Roll Call reported yesterday, for example, on a provocative vote in the Senate.
Senate Democrats voted down a joint resolution Thursday that sought to block a Biden administration rule that toughens regulations on firearms with stabilizing braces. The 49-50 party-line vote on the Republican-backed measure, which passed the House but faced a veto threat from President Joe Biden, is the latest clash between GOP lawmakers and the administration over efforts to address gun violence and mass shootings.
I realize that no one will look at this vote as the year’s most important legislative clash, but I think there’s a larger significance to this.

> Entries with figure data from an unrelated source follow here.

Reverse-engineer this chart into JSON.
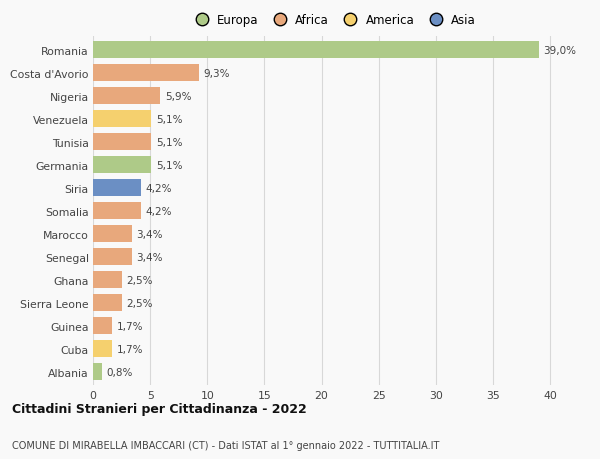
{
  "countries": [
    "Romania",
    "Costa d'Avorio",
    "Nigeria",
    "Venezuela",
    "Tunisia",
    "Germania",
    "Siria",
    "Somalia",
    "Marocco",
    "Senegal",
    "Ghana",
    "Sierra Leone",
    "Guinea",
    "Cuba",
    "Albania"
  ],
  "values": [
    39.0,
    9.3,
    5.9,
    5.1,
    5.1,
    5.1,
    4.2,
    4.2,
    3.4,
    3.4,
    2.5,
    2.5,
    1.7,
    1.7,
    0.8
  ],
  "labels": [
    "39,0%",
    "9,3%",
    "5,9%",
    "5,1%",
    "5,1%",
    "5,1%",
    "4,2%",
    "4,2%",
    "3,4%",
    "3,4%",
    "2,5%",
    "2,5%",
    "1,7%",
    "1,7%",
    "0,8%"
  ],
  "colors": [
    "#aeca88",
    "#e8a87c",
    "#e8a87c",
    "#f5d06e",
    "#e8a87c",
    "#aeca88",
    "#6b8fc4",
    "#e8a87c",
    "#e8a87c",
    "#e8a87c",
    "#e8a87c",
    "#e8a87c",
    "#e8a87c",
    "#f5d06e",
    "#aeca88"
  ],
  "legend_labels": [
    "Europa",
    "Africa",
    "America",
    "Asia"
  ],
  "legend_colors": [
    "#aeca88",
    "#e8a87c",
    "#f5d06e",
    "#6b8fc4"
  ],
  "title": "Cittadini Stranieri per Cittadinanza - 2022",
  "subtitle": "COMUNE DI MIRABELLA IMBACCARI (CT) - Dati ISTAT al 1° gennaio 2022 - TUTTITALIA.IT",
  "xlim": [
    0,
    42
  ],
  "xticks": [
    0,
    5,
    10,
    15,
    20,
    25,
    30,
    35,
    40
  ],
  "background_color": "#f9f9f9",
  "grid_color": "#d8d8d8"
}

To briefly recap, there are devices known as stabilizing braces that shooters can attach to their arms to make it easier to fire weapons with one hand. The devices, which are sometimes referred to as pistol braces, have been subjected to new restrictions by the Biden administration, which as The Hill recently explained, “would reclassify pistols with stabilizing braces as short-barreled rifles. It would also require people with existing pistols that have stabilizing braces to register the firearms.”

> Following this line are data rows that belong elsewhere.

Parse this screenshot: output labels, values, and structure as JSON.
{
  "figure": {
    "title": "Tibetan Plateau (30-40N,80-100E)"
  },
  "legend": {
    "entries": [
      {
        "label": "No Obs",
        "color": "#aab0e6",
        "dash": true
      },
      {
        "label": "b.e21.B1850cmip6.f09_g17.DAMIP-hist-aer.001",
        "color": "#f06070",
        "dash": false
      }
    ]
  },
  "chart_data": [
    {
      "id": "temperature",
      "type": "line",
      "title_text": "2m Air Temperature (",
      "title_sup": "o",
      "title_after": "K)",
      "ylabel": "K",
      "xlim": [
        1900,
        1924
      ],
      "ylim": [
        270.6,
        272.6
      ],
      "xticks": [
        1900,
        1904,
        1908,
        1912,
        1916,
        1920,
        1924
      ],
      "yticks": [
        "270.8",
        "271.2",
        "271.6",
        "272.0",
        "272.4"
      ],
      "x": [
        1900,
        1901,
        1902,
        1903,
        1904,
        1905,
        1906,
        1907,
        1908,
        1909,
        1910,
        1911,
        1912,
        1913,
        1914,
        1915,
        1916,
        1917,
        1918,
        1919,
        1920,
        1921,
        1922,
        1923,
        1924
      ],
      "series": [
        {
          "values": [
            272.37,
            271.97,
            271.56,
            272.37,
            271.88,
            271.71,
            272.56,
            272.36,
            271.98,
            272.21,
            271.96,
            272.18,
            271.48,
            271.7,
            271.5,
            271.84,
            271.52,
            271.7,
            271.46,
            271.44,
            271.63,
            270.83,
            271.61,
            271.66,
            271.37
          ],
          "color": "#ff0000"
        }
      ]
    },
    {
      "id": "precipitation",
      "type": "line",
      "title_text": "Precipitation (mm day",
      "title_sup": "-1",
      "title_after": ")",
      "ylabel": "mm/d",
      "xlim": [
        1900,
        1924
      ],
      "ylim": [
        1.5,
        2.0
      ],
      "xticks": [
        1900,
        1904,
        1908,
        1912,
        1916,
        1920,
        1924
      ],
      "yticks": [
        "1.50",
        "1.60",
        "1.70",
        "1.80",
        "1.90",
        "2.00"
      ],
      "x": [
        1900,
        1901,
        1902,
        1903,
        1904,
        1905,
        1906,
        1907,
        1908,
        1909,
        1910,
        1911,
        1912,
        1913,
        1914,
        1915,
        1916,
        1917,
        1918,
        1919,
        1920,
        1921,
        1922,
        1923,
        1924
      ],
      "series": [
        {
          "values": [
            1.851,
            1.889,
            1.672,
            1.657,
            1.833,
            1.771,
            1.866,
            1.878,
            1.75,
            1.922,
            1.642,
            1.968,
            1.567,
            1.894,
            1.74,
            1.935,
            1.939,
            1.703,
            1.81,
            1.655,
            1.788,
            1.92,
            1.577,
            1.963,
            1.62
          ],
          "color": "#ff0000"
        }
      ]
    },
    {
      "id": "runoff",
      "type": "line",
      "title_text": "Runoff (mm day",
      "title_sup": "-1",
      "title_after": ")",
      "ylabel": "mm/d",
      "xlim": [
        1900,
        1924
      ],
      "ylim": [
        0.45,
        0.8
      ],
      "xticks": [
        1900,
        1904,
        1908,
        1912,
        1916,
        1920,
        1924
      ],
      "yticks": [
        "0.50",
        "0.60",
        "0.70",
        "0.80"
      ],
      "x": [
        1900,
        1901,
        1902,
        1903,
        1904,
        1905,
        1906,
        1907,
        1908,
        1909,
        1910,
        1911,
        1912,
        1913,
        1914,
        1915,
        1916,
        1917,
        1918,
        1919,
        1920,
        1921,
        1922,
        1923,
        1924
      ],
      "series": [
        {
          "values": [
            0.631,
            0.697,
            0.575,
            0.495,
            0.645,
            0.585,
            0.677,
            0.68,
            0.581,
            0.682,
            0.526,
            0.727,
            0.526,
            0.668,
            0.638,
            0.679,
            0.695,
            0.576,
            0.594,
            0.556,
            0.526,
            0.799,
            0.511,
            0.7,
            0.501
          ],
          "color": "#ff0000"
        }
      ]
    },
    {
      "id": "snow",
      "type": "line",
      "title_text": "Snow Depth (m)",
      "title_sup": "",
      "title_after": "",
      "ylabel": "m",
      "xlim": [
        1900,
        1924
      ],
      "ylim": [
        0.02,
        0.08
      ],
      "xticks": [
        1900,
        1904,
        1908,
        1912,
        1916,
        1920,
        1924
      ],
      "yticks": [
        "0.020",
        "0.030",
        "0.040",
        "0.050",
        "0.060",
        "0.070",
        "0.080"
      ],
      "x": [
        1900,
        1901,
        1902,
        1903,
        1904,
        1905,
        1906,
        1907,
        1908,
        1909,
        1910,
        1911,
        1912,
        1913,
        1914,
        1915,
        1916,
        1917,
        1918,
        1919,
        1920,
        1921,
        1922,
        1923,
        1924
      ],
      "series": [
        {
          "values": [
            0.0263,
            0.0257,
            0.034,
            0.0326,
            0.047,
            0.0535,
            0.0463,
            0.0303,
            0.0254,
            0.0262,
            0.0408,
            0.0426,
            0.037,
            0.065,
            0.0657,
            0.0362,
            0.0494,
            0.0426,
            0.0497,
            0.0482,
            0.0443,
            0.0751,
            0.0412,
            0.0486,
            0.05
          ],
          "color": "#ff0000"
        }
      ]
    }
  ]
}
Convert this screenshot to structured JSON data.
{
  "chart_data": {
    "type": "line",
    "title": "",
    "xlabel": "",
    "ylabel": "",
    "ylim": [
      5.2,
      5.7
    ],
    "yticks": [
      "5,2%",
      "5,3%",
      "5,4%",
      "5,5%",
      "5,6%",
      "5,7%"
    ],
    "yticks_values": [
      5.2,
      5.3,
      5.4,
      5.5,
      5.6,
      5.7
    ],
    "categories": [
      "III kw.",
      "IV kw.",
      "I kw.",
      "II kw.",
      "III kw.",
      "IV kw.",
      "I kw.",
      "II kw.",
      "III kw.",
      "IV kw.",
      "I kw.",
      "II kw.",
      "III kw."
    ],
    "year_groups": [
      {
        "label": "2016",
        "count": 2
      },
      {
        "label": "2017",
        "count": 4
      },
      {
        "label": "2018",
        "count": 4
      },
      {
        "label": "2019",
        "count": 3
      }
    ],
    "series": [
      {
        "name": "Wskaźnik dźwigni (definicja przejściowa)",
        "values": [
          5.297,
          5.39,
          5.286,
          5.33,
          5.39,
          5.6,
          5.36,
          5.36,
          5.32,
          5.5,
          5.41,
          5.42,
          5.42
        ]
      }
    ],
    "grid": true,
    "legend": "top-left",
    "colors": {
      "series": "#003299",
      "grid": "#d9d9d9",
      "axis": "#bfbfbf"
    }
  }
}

The administration’s goal, of course, is to hopefully save lives, since, as Politico noted, stabilizing braces have been “used in several mass shootings over the last decade.” (One of the guns used in the Nashville school shooting, for instance, was reportedly an AR-15 equipped with a stabilizing brace.)
What congressional Republicans tried to do was prevent the safeguard from being implemented. In fact, the GOP-led House passed just such a measure last week, and nearly had the votes to pass the Senate, too, though it fell a little short in the upper chamber.
At face value, this might not seem too surprising: It’s not exactly a secret that congressional Republicans are closely aligned with the gun industry and oppose safeguards intended to prevent gun violence. What I did find especially notable, however, was the scope of the GOP support.
In the House, for example, among Republicans, the vote to block the policy was 217-2. Among Senate Republicans, it was 49-0.
In other words, in the wake of several deadly mass shootings, and just days before the anniversary of President Joe Biden signing the Bipartisan Safer Communities Act, literally more than 99% of congressional Republicans tried to block implementation of a modest policy that might help prevent future mass slayings.
The GOP’s so-called moderates in the Senate — a contingent that includes Maine’s Susan Collins and Alaska’s Lisa Murkowski — went along with their party, despite knowing that Biden would veto the measure if it passed, which it didn’t.
On the floor Thursday, Senate Majority Leader Chuck Schumer said: “Pistol braces make it easier to conceal and transport weapons that function as highly dangerous short-barreled rifles — and in many instances have been accessories of choice in recent mass shootings. Some of these mass shooters choose these braces to cause mayhem and we are loosening the rules on them, it’s hard to believe our Republican friends are doing this.
“How on Earth can Republicans look at our nation’s gun violence and think the right answer is to make these accessories easier to own? How can Republicans look away from tragedies in Dayton, in Boulder, and in Nashville, and in so many other places where pistol braces were involved, and conclude we should reverse commonsense gun safety rules?”
Every single GOP senator responded by voting to block the safeguard anyway.